Residents and smaller businesses will not be the only people to save money if the natural gas tax is eliminated. The farming and agricultural industry will reap a significant amount in savings, which makes Gov. Pat Quinn’s decision to abolish the natural gas tax practical.
During his budget address, Quinn mentioned how his plan to get rid of the natural gas tax would help families using gas to heat their homes and businesses that use it to manufacture products. This is a tax that he previously said was “unnecessary.”
Illinois is one of the nation’s manufacturing leaders relying on a great deal of natural gas to produce many products, especially agricultural commodities.
“Natural gas is the number one fuel for drying corn. Some year’s corn drying costs are a significant portion of the total costs for corn production,” said Mike Doherty, senior economist and policy analyst for the Illinois Farm Bureau.
Marketing of Illinois’ agricultural commodities generates more than $9 billion annually. Corn accounts for nearly 40 percent of that total, according to the Illinois Department of Agriculture.
Mark Denzler, vice president of the Illinois Manufacturers’ Association said that natural gas is also used to dry grain when pulled from the field.

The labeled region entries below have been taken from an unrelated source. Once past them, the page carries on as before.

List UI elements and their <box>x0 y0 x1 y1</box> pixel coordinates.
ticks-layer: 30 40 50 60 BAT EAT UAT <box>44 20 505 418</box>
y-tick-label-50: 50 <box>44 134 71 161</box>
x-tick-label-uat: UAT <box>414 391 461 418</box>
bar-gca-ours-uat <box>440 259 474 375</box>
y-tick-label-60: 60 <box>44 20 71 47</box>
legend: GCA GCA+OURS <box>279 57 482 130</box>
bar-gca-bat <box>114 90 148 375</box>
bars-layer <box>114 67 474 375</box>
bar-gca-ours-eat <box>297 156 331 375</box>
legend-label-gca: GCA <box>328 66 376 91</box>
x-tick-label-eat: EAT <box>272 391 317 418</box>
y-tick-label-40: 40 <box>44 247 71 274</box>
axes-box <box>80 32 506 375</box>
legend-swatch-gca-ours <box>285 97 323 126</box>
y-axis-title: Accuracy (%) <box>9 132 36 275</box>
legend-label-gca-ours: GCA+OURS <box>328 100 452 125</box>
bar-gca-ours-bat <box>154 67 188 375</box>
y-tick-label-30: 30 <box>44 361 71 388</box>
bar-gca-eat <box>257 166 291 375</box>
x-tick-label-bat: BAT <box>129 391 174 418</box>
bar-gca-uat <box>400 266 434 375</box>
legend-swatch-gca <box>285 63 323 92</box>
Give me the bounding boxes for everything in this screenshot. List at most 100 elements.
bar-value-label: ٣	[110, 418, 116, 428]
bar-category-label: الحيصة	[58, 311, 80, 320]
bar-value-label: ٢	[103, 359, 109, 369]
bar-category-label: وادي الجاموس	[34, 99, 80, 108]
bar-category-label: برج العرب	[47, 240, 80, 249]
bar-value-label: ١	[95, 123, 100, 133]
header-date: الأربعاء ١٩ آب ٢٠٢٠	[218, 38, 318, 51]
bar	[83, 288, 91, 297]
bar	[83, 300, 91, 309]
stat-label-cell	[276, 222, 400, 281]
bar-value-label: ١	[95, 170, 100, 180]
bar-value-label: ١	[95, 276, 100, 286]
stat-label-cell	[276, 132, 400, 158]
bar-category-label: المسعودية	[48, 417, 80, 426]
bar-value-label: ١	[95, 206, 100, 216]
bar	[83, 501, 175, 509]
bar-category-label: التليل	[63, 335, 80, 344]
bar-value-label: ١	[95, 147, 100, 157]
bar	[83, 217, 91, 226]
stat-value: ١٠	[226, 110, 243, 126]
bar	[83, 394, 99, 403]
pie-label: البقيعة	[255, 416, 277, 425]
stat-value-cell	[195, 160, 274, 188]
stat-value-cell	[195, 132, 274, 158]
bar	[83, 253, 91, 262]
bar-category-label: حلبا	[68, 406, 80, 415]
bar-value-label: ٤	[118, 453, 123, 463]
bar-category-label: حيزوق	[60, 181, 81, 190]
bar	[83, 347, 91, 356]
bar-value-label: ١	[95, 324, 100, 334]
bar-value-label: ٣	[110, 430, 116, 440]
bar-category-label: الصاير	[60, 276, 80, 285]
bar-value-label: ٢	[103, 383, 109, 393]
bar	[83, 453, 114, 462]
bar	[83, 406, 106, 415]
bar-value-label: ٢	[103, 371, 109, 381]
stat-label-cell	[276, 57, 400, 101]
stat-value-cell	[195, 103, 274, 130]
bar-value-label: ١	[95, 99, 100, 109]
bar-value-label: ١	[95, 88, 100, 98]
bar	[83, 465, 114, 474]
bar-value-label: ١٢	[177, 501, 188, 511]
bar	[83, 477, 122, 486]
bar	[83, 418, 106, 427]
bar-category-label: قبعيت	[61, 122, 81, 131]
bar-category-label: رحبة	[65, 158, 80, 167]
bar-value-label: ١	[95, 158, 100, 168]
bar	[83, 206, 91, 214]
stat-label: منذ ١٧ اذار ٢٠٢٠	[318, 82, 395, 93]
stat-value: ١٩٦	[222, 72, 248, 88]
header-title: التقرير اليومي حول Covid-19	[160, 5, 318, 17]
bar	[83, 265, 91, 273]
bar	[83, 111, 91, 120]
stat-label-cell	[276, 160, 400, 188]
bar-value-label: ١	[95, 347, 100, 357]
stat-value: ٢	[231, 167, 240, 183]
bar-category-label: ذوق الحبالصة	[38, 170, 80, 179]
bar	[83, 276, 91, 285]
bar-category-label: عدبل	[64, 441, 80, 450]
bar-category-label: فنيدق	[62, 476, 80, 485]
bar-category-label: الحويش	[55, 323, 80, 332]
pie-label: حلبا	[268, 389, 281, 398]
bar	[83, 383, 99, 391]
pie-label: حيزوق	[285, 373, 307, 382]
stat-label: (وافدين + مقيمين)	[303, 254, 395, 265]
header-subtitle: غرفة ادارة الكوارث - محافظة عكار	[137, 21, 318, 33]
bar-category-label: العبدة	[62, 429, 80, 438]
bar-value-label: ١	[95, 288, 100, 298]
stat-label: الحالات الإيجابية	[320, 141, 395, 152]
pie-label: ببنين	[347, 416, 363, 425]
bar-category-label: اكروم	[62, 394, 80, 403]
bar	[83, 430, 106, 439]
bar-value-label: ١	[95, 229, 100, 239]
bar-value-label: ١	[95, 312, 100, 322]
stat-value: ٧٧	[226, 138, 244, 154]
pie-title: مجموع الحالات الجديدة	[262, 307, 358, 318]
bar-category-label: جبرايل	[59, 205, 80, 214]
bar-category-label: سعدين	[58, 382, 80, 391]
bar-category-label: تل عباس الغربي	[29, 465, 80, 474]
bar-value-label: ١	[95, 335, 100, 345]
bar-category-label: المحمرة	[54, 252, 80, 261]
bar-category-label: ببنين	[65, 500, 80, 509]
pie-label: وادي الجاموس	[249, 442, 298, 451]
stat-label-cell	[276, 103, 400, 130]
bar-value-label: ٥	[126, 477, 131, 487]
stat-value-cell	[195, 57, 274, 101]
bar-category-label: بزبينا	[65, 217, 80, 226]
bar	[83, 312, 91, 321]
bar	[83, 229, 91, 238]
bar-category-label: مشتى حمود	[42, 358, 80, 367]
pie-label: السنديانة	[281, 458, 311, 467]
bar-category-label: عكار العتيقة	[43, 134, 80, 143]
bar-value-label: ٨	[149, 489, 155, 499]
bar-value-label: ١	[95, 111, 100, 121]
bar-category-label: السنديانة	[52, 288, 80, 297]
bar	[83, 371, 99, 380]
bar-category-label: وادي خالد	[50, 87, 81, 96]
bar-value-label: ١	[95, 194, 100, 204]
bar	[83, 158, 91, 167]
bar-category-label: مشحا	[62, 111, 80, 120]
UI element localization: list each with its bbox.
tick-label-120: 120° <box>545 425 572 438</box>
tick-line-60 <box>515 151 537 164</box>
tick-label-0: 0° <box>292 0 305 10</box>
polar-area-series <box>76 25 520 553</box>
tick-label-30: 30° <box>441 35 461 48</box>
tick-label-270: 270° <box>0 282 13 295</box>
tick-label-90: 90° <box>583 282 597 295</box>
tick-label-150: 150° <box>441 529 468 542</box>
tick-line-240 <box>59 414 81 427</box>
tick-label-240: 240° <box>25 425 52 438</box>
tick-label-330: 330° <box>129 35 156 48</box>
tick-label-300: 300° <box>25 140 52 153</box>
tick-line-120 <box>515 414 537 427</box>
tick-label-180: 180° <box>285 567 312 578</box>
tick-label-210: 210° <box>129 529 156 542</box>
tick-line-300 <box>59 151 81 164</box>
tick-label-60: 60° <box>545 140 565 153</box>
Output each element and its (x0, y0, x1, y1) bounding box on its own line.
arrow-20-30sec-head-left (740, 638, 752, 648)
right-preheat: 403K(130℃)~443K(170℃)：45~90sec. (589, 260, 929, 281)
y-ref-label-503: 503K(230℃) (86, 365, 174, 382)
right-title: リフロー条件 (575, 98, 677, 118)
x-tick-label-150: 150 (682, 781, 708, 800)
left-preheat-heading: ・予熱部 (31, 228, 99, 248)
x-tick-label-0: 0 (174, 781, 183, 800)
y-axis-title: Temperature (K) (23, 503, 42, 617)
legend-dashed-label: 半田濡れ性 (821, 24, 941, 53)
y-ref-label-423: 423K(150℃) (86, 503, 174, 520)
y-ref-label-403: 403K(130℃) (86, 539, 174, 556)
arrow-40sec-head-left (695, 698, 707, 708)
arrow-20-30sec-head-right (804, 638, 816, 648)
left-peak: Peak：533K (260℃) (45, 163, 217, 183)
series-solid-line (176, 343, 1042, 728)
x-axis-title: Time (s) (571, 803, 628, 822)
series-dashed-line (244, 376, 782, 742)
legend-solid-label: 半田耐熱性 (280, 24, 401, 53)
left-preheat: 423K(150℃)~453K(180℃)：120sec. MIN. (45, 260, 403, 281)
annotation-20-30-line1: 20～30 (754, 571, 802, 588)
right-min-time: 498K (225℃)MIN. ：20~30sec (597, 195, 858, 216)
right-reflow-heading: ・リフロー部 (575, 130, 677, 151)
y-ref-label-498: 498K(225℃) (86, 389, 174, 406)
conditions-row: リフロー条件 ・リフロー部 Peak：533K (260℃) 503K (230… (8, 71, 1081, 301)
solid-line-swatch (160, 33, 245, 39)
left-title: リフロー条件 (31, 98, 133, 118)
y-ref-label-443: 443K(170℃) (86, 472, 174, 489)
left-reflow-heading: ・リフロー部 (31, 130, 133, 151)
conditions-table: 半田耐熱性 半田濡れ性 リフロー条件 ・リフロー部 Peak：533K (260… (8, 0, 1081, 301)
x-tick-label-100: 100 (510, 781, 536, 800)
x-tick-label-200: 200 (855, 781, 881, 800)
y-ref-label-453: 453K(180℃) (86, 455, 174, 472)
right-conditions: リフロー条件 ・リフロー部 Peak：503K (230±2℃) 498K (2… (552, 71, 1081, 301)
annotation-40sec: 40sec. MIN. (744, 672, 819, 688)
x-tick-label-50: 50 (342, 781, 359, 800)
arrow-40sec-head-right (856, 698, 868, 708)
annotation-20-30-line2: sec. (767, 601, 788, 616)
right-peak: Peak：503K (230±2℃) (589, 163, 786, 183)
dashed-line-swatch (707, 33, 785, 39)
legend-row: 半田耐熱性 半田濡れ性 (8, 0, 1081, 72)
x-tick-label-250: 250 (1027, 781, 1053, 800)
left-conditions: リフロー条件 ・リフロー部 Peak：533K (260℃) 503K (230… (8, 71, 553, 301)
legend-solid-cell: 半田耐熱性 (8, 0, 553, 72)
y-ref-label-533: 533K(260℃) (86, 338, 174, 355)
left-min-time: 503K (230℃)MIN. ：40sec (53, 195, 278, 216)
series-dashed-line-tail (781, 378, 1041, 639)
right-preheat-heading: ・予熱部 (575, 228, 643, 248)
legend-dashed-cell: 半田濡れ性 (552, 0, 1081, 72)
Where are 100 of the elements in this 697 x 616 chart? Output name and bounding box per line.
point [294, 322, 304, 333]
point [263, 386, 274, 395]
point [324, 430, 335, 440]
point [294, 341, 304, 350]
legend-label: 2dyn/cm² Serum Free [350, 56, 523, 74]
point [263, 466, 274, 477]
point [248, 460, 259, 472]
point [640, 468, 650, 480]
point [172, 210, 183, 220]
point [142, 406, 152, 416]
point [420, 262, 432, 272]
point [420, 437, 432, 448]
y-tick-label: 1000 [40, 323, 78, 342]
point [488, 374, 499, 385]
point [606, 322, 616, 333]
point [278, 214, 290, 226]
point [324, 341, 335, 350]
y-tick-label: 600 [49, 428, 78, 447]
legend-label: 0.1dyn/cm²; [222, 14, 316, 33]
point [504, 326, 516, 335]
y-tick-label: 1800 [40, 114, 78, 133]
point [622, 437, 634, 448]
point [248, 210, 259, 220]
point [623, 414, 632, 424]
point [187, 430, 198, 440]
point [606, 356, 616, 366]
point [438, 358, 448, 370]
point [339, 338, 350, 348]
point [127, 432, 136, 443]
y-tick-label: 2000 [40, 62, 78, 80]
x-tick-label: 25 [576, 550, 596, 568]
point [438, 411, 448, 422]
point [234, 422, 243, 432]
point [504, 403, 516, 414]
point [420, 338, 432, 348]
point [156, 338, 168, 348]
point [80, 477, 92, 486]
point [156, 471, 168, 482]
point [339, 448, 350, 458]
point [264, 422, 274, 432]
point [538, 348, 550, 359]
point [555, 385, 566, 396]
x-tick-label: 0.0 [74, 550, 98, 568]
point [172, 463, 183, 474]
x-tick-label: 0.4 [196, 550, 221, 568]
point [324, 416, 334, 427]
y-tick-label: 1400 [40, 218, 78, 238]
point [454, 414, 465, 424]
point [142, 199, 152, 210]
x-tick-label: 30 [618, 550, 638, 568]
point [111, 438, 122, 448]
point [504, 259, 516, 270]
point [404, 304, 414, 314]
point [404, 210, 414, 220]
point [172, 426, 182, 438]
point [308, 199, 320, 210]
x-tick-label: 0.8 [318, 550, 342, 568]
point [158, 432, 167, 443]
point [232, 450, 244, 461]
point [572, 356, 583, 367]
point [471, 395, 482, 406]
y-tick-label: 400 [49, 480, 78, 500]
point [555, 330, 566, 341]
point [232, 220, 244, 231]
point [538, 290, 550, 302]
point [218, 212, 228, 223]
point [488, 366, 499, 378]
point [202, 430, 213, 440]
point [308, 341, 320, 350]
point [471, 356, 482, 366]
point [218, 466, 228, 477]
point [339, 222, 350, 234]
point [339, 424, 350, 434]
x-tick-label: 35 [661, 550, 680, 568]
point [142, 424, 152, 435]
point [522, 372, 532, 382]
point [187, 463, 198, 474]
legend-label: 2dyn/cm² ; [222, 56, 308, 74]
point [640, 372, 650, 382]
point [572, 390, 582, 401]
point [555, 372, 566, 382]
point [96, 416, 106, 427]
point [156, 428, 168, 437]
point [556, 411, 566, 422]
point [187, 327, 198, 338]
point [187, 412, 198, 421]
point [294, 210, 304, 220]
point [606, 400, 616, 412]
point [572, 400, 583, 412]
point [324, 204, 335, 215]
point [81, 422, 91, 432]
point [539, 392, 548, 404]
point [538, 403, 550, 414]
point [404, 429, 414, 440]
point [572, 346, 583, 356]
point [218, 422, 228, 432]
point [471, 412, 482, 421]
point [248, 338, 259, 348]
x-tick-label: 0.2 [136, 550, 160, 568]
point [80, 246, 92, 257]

Energy costs are a huge part of the expenses needed to grow crops, produce chemicals, fuel as well as machinery used and or sold in Illinois, said Denzler. These facts alone have farmers and farming advocacy groups on board with the elimination of the natural gas tax.
It was reported this month by the farmer-owned cooperative Grow Mark, headquartered in Bloomington, Illinois, that the natural gas tax can cost a corn elevator company over $11,000 in a single year.
“The benefits that the agricultural manufacturing companies will gain will possibly be in the millions,” said Denzler.
Illinois is the leading producer of corn, soybeans and swine. The ideal climate and varied soil type enables Illinois farmers to raise more than nine other agricultural commodities as well as specialty crops, according to the Illinois Department of Agriculture.
“Corn is the number one crop in Illinois and much of the Midwest. It is also the largest crop grown in the US,” said Doherty. “Corn has been termed a ‘nitrogen conversion machine’ by some agronomists. The basic raw material for the production of nitrogen fertilizer is natural gas.”
“Natural gas is a significant source of energy used in the production of fertilizer…therefore the cost of fertilizer used by farmers is impacted by natural gas costs,” said Chris Magnuson, executive director of operations, news and communications for the Illinois Farm Bureau.
“It is safe to say that the production of the number one crop for Illinois is converted by using natural gas,” said Doherty.
The elimination of the natural gas tax would be beneficial in those years in which corn is harvested at high moisture rates, meaning the elevator for producing corn and or grain will not have to worry about the extra tax on gas for drying a moist harvest, Doherty said.